BACKGROUND: Both steroid and hyaluronic acid (HA) are effective therapeutic regimens when used as intra-articular (IA) injections for knee osteoarthritis. This study was performed to re-estimate the hypothesis that the IA injection of HA is more effective than that of steroid. METHODS: A retrospective study was conducted by reviewing the medical records of osteoarthritis of the knee patients treated only by IA injection with HA or triamcinolone (Triam) at our pain clinic over the last 28 months. The HA group (N = 17) received an IA injection of 25 mg of HA followed by a 5 ml injection of 1% lidocaine once a week for 5 weeks. The triam group (N = 34) received an IA injection of a mixed solution of 5-10 mg of triamcinolone and 6-8 ml of 1% lidocaine 3 to 5 times at one or two week intervals.
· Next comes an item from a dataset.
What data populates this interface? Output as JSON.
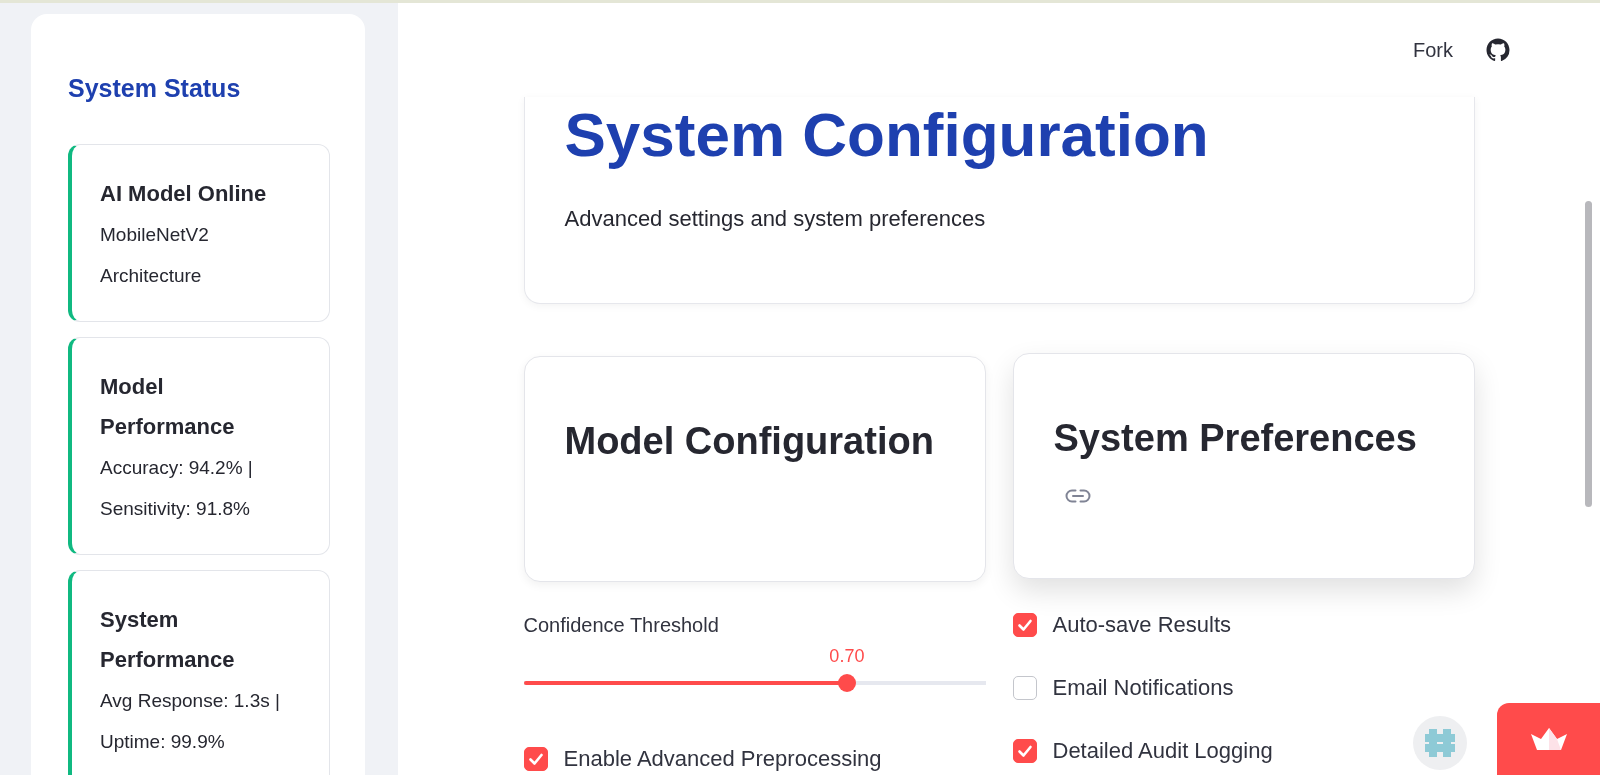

Pain improvement was compared using pain relief scale (PRS) scores at the end of a series of IA injections in each patient. RESULTS: Both groups showed significant pain improvement following a series of IA injection, compared to the pre-treatment pain state; mean PRS post-injections was 5.1 +/- 2.6 in the HA group and 6.1 +/- 2.9 in the Triam group (P < 0.05 for both). However, there were no significant differences between the groups. CONCLUSIONS: Our results suggest that IA injections with either HA or triamcinolone are effective in knee osteoarthritis. No significant difference was found between Triam and HA use in IA injections for knee osteoarthritis.